In December, Russia’s state nuclear corporation Rosatom signed an agreement to construct four 1,200 MW VVER reactors totalling 4,800 MW in Akkuyu in the province of Mersin on Turkey’s southern coast.
The water-cooled, water-moderated energy reactors will be designed to withstand earthquakes of up to 6.5 on the Richter scale. The licensing process for that project has begun, and construction is likely to begin in 2013. The first unit is expected to come online in 2018, with the other three units to be commissioned in one-year intervals. Rosatom may also set up a facility to make nuclear fuel in Turkey.
Rosatom will build, operate and own the $20-billion nuclear plant, and have full control of the facilities and the right to sell the electricity that it generates. Sergei Kiriyenko, Rosatom’s director general, regards the agreement as a landmark that will shape future reactor deals.
The Russian government converted Rosatom from a ministry into a state corporation in 2007. It has partnered with Iran in the Bushehr nuclear powerplant.
Second Plant in the Works
Following the collapse of talks with South Korea in November regarding construction of a second nuclear facility, Turkey signed an agreement with Japan for cooperation in the area of nuclear energy on December 24.
The memorandum of understanding calls for Japanese firms to build a $20-billion nuclear facility in the province of Sinop on Turkey’s Black Sea coast using the most advanced technologies available. The Sinop plant, which would have four reactors and generating capacity of 5,600 MW, is targeted to start operating in 2019, according to Turkish government officials who expect to reach a deal with Japan by the end of March 2011.
Japan’s Toshiba Corp. has shown an interest in taking part in the construction. In early January, however, Turkey’s energy minister, Taner Yildiz, announced that French energy companies Areva, EDF and GDF Suez have submitted separate proposals for the construction of a nuclear powerplant and that preliminary talks have started with France, although negotiations with Japan have priority.
Turkey aims to generate between 5% to 10% of its energy needs from nuclear technology over the next decade in order to avoid increasing dependence on imported fuels. Currently Turkey imports 70% of its energy.

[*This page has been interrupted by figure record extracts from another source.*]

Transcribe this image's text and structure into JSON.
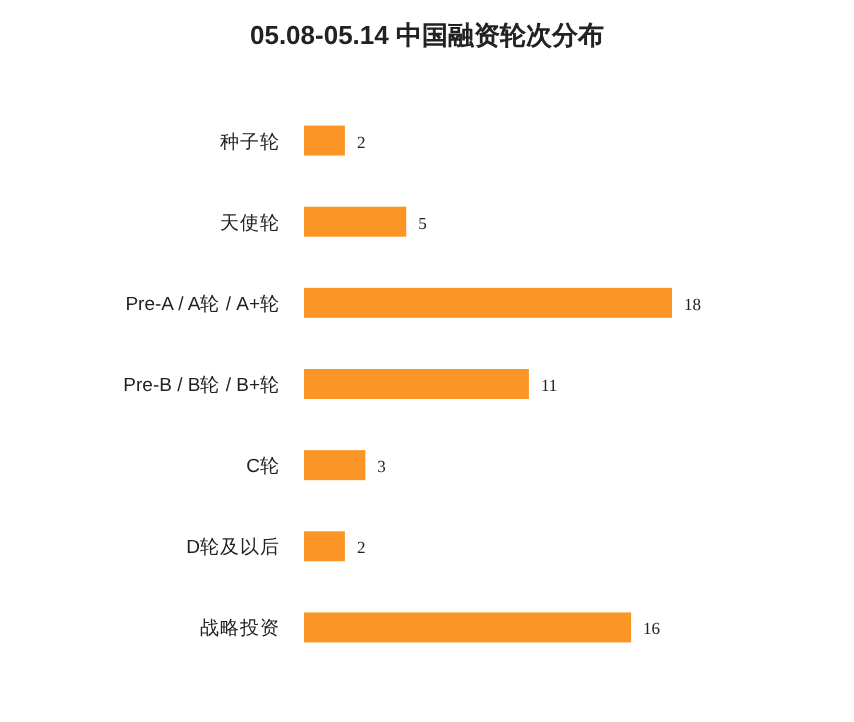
{
  "chart_data": {
    "type": "bar",
    "orientation": "horizontal",
    "title": "05.08-05.14 中国融资轮次分布",
    "categories": [
      "种子轮",
      "天使轮",
      "Pre-A / A轮 / A+轮",
      "Pre-B / B轮 / B+轮",
      "C轮",
      "D轮及以后",
      "战略投资"
    ],
    "values": [
      2,
      5,
      18,
      11,
      3,
      2,
      16
    ],
    "color": "#fb9526",
    "data_labels": true
  }
}
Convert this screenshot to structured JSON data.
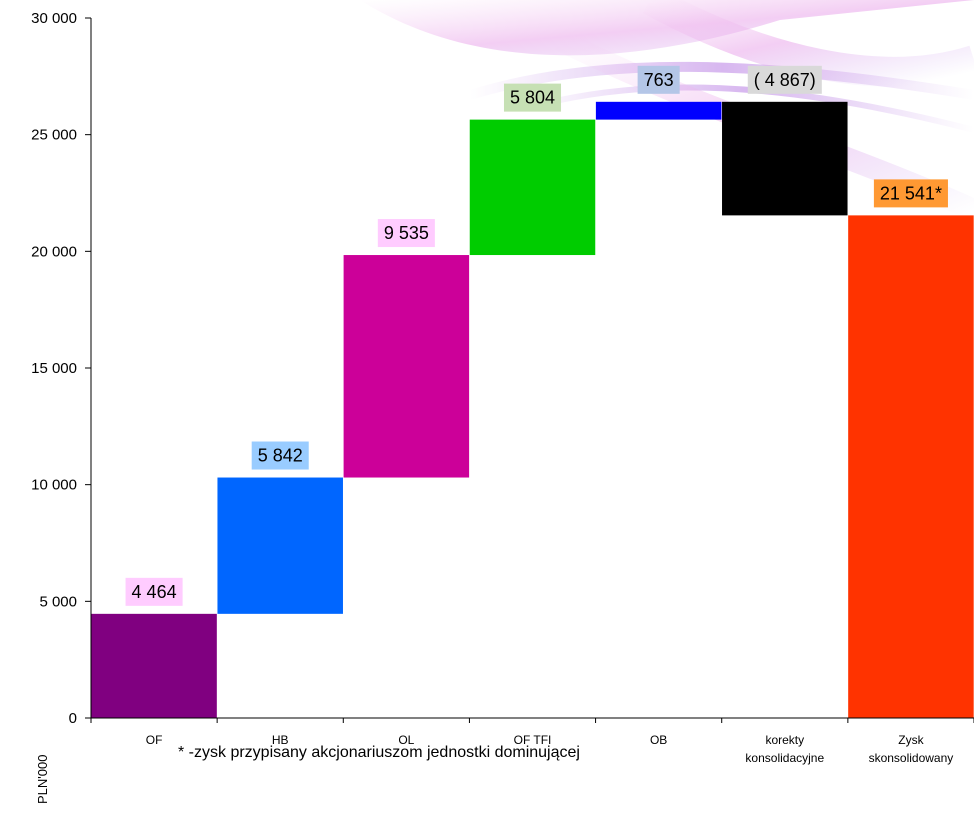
{
  "chart_data": {
    "type": "waterfall",
    "ylabel": "PLN'000",
    "ylim": [
      0,
      30000
    ],
    "yticks": [
      0,
      5000,
      10000,
      15000,
      20000,
      25000,
      30000
    ],
    "ytick_labels": [
      "0",
      "5 000",
      "10 000",
      "15 000",
      "20 000",
      "25 000",
      "30 000"
    ],
    "footnote": "* -zysk przypisany akcjonariuszom jednostki dominującej",
    "bars": [
      {
        "category": "OF",
        "category_lines": [
          "OF"
        ],
        "value": 4464,
        "start": 0,
        "end": 4464,
        "label": "4 464",
        "color": "#800080",
        "label_bg": "#ffccff"
      },
      {
        "category": "HB",
        "category_lines": [
          "HB"
        ],
        "value": 5842,
        "start": 4464,
        "end": 10306,
        "label": "5 842",
        "color": "#0066ff",
        "label_bg": "#99ccff"
      },
      {
        "category": "OL",
        "category_lines": [
          "OL"
        ],
        "value": 9535,
        "start": 10306,
        "end": 19841,
        "label": "9 535",
        "color": "#cc0099",
        "label_bg": "#ffccff"
      },
      {
        "category": "OF TFI",
        "category_lines": [
          "OF TFI"
        ],
        "value": 5804,
        "start": 19841,
        "end": 25645,
        "label": "5 804",
        "color": "#00cc00",
        "label_bg": "#c6e0b4"
      },
      {
        "category": "OB",
        "category_lines": [
          "OB"
        ],
        "value": 763,
        "start": 25645,
        "end": 26408,
        "label": "763",
        "color": "#0000ff",
        "label_bg": "#b4c6e7"
      },
      {
        "category": "korekty konsolidacyjne",
        "category_lines": [
          "korekty",
          "konsolidacyjne"
        ],
        "value": -4867,
        "start": 26408,
        "end": 21541,
        "label": "( 4 867)",
        "color": "#000000",
        "label_bg": "#d9d9d9"
      },
      {
        "category": "Zysk skonsolidowany",
        "category_lines": [
          "Zysk",
          "skonsolidowany"
        ],
        "value": 21541,
        "start": 0,
        "end": 21541,
        "label": "21 541*",
        "color": "#ff3300",
        "label_bg": "#ff9933"
      }
    ]
  }
}
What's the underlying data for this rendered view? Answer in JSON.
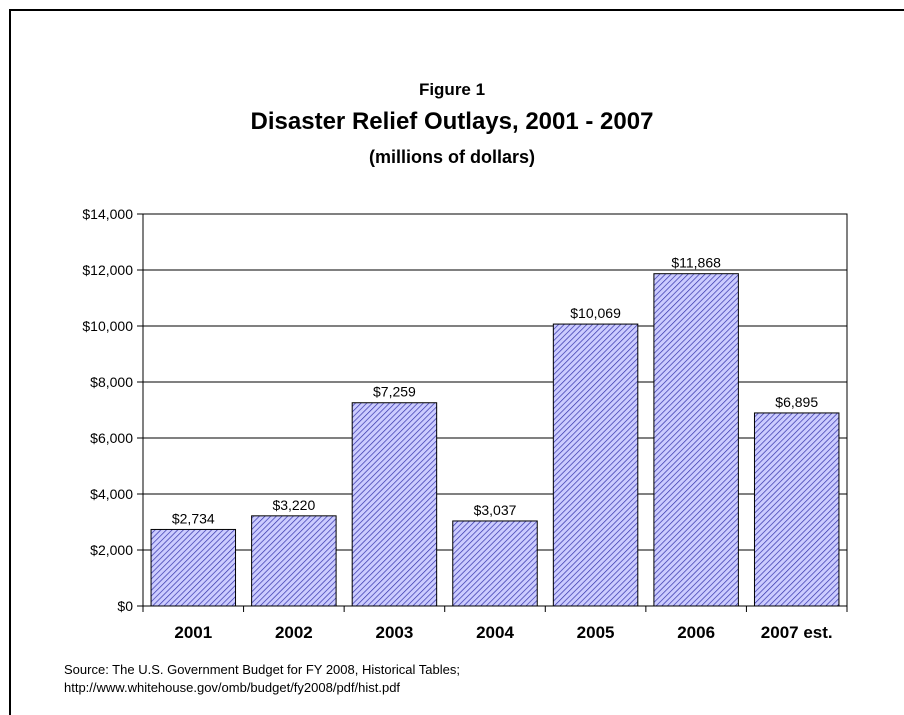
{
  "header": {
    "figure_label": "Figure 1",
    "title": "Disaster Relief Outlays, 2001 - 2007",
    "subtitle": "(millions of dollars)"
  },
  "source": {
    "line1": "Source: The U.S. Government Budget for FY 2008, Historical Tables;",
    "line2": "http://www.whitehouse.gov/omb/budget/fy2008/pdf/hist.pdf"
  },
  "colors": {
    "bar_fill": "#ccccff",
    "bar_hatch": "#3333aa",
    "axis": "#000000",
    "grid": "#000000"
  },
  "chart_data": {
    "type": "bar",
    "title": "Disaster Relief Outlays, 2001 - 2007",
    "subtitle": "(millions of dollars)",
    "categories": [
      "2001",
      "2002",
      "2003",
      "2004",
      "2005",
      "2006",
      "2007 est."
    ],
    "values": [
      2734,
      3220,
      7259,
      3037,
      10069,
      11868,
      6895
    ],
    "data_labels": [
      "$2,734",
      "$3,220",
      "$7,259",
      "$3,037",
      "$10,069",
      "$11,868",
      "$6,895"
    ],
    "ylim": [
      0,
      14000
    ],
    "yticks": [
      0,
      2000,
      4000,
      6000,
      8000,
      10000,
      12000,
      14000
    ],
    "ytick_labels": [
      "$0",
      "$2,000",
      "$4,000",
      "$6,000",
      "$8,000",
      "$10,000",
      "$12,000",
      "$14,000"
    ],
    "grid": true,
    "xlabel": "",
    "ylabel": ""
  }
}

The Akkuyu plant has a long and checkered history of unsuccessful efforts by companies from around the world to secure a contract. The plant was first granted a site license in 1976, but it got no further despite several contracts. Lack of financing was the main obstacle.
In 2006, the government revived the project, pushing through necessary legislation a year later. A call for bids in 2008 attracted a sole Russian offer. The Russians persevered in the face of legal challenges, securing a deal last May.
Parliament ratified the agreement in July 2010, though the opposition Republican People’s Party has vowed to block the deal through the Constitutional Court.